Foreign investment in China slumps to 18-year low

Other companies have scaled back their Chinese operations or pulled out entirely, reflected in balance of payments data as a drag on total investment.

Investment by foreign companies in China tumbled to its lowest level in 18 years in the second half of last year, buffeted by tensions with the U.S., a dimming growth outlook and fears of possible backsliding on economic reforms.

Foreign direct investment into China totaled $42.5 billion between July and December 2022, according to an official balance of payments. That constituted a 73% decline on the year, the sharpest drop dating back to data in 1999. Half-year totals had averaged more than $160 billion between late 2020 and early 2022.

Meanwhile, foreign direct investment by Chinese companies grew 21% to $84.2 billion. The $41.7 billion net outflow marked the first in five and a half years.

Companies' reluctance to make new investments in China has been fueled in part by fallout from the country's zero-COVID policy. Actually utilized foreign direct investment -- which includes reinvested profits -- in the last quarter of 2022 fell 35% on the year to $33.8 billion, the steepest drop since the availability of comparable data in 1996, according to the Ministry of Commerce.

Recent years have seen almost no new entries by European companies, according to an analysis of investment into China by New York-based Rhodium Group. And among businesses that continue to invest in China, the research firm noted a trend of "internal decoupling," with companies including large automakers segregating their Chinese and non-Chinese supply chains to limit risks such as technology leaks.

Other companies have scaled back their Chinese operations or pulled out entirely, reflected in balance of payments data as a drag on total investment. By the end of 2022, the number of foreign manufacturers and other companies in the industrial sector in China was down 0.5% on the year, the first decline in three years.

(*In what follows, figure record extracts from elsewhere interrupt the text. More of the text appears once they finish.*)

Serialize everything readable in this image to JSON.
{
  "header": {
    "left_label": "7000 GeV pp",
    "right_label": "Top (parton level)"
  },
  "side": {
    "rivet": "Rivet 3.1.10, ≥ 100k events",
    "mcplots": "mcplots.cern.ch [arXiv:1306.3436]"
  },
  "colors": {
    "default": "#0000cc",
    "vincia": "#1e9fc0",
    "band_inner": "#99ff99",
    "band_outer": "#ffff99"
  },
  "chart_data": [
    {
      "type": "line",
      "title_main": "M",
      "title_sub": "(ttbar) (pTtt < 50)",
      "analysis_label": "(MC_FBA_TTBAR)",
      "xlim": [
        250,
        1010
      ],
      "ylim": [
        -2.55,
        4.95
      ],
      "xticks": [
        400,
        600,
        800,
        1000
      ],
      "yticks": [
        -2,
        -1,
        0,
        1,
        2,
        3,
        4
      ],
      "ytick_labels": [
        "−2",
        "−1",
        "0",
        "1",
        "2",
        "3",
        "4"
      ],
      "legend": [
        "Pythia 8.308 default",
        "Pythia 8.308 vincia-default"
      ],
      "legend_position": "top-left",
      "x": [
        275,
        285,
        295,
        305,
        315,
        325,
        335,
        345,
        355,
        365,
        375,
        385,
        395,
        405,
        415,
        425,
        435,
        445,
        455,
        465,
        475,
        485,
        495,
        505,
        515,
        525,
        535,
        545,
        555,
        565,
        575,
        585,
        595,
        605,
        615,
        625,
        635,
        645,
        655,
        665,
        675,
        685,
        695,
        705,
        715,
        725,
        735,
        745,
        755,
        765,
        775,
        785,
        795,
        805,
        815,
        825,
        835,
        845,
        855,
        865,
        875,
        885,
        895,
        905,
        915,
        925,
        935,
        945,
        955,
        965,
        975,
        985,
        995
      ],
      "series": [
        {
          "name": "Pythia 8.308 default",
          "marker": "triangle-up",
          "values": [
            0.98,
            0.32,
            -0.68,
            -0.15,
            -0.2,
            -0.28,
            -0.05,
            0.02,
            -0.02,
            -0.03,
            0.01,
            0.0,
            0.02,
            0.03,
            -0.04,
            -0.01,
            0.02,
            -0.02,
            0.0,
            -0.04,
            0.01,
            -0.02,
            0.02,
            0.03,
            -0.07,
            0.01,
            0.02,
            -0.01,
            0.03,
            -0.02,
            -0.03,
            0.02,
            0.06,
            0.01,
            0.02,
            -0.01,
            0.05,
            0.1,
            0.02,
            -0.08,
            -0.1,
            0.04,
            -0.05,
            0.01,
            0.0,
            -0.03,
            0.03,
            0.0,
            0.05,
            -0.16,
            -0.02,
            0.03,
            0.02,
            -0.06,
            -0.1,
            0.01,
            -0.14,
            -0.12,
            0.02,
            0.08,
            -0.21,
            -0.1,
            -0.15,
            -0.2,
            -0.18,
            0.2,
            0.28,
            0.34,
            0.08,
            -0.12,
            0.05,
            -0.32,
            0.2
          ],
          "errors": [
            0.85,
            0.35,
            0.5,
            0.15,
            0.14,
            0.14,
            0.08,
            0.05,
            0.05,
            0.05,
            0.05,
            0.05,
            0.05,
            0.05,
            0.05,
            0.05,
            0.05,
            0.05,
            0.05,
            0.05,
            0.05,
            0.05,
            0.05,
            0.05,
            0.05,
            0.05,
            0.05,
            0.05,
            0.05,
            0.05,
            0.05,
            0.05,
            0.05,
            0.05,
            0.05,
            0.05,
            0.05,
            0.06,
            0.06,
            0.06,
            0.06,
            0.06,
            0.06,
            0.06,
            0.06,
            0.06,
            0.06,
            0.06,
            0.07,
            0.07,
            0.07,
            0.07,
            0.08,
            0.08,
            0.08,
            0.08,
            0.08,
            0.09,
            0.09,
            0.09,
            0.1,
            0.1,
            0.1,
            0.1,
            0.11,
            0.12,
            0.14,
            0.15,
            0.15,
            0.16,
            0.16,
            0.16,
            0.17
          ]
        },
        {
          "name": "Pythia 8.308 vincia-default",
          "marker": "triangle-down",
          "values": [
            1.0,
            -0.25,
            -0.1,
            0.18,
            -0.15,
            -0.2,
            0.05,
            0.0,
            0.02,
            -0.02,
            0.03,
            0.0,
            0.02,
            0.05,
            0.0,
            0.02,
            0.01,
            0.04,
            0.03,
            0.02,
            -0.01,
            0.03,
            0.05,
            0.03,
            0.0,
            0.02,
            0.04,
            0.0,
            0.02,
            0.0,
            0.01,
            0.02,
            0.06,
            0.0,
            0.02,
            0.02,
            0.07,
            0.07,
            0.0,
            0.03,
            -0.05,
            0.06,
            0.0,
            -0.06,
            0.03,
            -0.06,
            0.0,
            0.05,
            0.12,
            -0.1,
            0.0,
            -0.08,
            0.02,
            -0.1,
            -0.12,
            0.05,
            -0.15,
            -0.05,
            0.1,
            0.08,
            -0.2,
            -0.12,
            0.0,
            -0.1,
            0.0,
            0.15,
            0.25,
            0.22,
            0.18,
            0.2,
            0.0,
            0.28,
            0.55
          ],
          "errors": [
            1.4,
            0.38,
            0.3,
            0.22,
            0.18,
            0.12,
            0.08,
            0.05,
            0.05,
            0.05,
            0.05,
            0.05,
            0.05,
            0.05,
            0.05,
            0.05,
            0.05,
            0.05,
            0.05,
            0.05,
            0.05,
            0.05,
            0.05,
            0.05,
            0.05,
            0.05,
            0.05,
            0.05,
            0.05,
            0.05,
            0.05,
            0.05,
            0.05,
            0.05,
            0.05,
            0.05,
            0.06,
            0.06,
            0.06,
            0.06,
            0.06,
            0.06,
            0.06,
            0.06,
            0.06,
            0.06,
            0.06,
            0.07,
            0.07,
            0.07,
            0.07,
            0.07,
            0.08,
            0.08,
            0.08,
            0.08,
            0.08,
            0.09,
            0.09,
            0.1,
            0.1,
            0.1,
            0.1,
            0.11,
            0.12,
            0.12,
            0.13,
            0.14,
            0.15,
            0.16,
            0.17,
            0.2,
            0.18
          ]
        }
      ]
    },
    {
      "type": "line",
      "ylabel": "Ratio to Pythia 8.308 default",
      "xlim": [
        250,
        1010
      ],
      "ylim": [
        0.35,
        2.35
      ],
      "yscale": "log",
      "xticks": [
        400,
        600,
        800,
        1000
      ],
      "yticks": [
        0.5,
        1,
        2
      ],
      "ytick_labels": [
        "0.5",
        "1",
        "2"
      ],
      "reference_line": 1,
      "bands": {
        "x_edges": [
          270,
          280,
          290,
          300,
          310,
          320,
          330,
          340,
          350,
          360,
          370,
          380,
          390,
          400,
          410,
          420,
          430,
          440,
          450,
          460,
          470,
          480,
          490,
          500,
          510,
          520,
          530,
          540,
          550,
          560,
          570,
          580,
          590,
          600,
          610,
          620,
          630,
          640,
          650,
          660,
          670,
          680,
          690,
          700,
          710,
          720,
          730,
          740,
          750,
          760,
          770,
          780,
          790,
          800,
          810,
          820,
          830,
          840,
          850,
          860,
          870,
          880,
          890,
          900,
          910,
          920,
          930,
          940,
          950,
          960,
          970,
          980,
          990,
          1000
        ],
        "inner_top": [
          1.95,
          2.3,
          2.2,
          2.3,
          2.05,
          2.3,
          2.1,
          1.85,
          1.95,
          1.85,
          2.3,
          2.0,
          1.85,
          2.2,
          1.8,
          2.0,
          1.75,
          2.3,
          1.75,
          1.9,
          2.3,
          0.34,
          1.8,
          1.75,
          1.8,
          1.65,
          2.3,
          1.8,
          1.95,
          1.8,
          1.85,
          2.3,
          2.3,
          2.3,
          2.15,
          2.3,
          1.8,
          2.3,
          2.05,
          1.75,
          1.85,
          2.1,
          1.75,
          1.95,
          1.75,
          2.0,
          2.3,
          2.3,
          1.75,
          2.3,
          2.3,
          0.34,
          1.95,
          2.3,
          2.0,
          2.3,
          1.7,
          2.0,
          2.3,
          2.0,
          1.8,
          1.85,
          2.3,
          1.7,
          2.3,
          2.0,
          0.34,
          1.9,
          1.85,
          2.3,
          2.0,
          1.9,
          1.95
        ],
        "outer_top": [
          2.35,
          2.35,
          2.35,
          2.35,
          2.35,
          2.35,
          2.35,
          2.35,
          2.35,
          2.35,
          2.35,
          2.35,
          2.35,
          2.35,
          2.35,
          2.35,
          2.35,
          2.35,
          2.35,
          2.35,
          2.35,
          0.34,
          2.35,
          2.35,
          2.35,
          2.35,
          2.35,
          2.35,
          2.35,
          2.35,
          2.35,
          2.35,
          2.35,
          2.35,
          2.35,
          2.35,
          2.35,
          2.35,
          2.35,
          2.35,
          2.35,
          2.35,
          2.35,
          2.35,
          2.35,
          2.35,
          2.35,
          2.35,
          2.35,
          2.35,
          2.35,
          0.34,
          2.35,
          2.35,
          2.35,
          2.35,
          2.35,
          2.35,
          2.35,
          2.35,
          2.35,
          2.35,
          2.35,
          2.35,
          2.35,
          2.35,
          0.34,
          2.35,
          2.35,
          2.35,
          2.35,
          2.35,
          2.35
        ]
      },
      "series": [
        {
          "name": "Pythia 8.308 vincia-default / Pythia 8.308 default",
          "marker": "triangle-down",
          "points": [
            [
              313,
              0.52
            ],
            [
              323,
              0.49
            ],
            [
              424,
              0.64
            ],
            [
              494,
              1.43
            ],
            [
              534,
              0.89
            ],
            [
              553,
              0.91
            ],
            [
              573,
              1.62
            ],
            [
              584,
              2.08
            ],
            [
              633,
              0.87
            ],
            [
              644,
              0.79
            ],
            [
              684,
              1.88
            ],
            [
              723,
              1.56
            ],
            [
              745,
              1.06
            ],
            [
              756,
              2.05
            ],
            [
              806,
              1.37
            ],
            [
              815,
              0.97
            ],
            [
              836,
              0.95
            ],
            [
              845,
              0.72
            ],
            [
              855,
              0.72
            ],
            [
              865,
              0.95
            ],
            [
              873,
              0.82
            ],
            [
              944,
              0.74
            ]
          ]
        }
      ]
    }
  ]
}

This comes as tensions between Washington and Beijing over advanced technologies have increased risks for companies with China at the center of their supply chains. By the end of last year, Sony Group had moved most of its camera production for Japan, the U.S. and Europe from China to Thailand.

Growing uncertainty about the outlook for China's economy amid its since-shelved zero-COVID policy also spurred some companies to bow out, including Japanese take-out lunch box maker Plenus and eyeglasses seller Aigan.

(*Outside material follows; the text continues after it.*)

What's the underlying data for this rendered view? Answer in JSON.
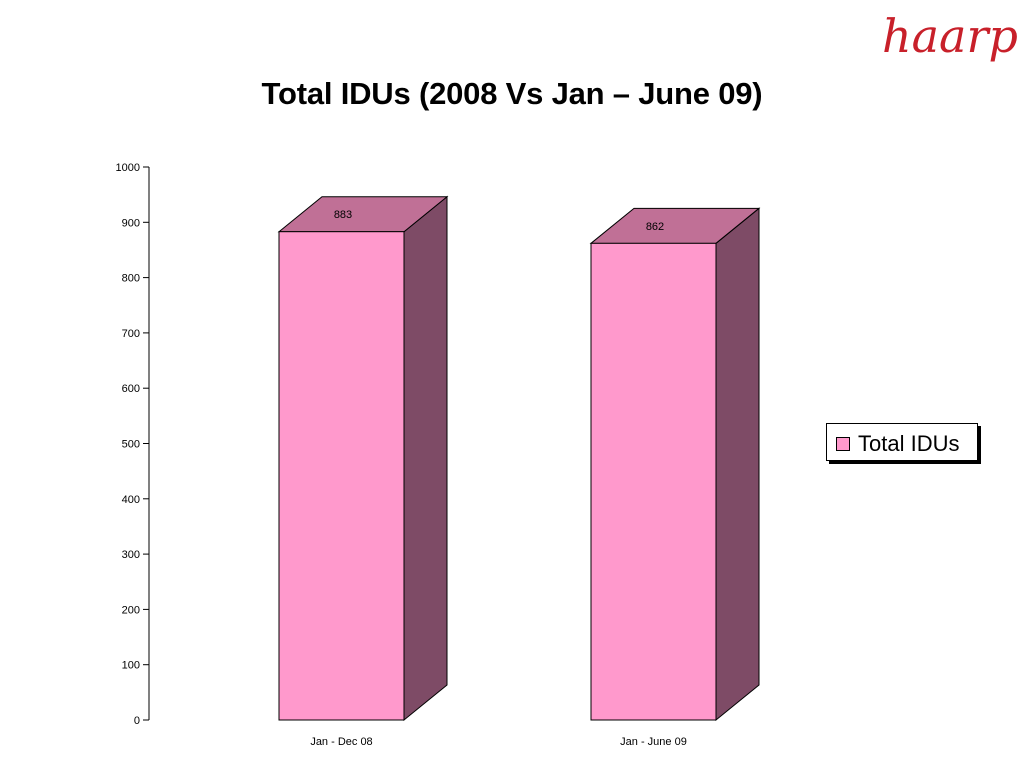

After lifting its zero-COVID measures in late 2022, Beijing is rushing to get the economy back on track; some are eying the upcoming National People's Congress in March as a possible occasion for the government to announce new economic stimulus measures.

Actually utilized foreign direct investment jumped 20% on the year in January, Ministry of Commerce data shows.

But whether the inflow will last remains unclear, as many companies remain distrustful of Beijing when it comes to pandemic control measures taken without regard for economic cost. In a survey last June by the U.S.-China Business Council, 44% of member companies said it would "take years to restore confidence" in the Chinese market even if the government changed course.

Meanwhile, friction between the U.S. and China continues to mount, with U.S. President Joe Biden's administration considering a total ban on investment in China in certain high-tech fields, according to U.S. media.

These developments come as some observers worry that the team steering economic policy in Chinese President Xi Jinping's third term could undo decades of progress on opening up the country to foreign players that was set in motion by Deng Xiaoping.

Li Qiang, a close ally of Xi, is set to take over as premier in March, without first serving the customary stint as vice premier to learn the ropes. Meanwhile, reformers such as Vice Premier Liu He, central bank governor Yi Gang, and Guo Shuqing, head of China's top banking and insurance regulator, are expected to depart.

As foreign capital has shifted away from China, investment in developing economies in Southeast Asia has increased.

Thailand, for one, saw new applications for foreign direct investments jump by 36% last year to 433.9 billion baht ($12.4 billion).

Taiwan's Hon Hai Precision Industry, also known as Foxconn, started construction on a new electric vehicle assembly plant in the country in November. U.S. grain giant Cargill is also planning a bioplastics plant there.

In Vietnam, authorized direct investments by foreign companies rose by 15% last year. Samsung Electronics spent $220 million to open a research and development center in Hanoi that will accommodate about 2,200 researchers. The center is part of Samsung's plan to position Vietnam as a global strategic smartphone hub.

China has boosted domestic productivity by drawing foreign capital and technology. But now, with the country's graying society and declining birthrate, a stagnation in foreign investment risks further hamstringing the country's economic growth.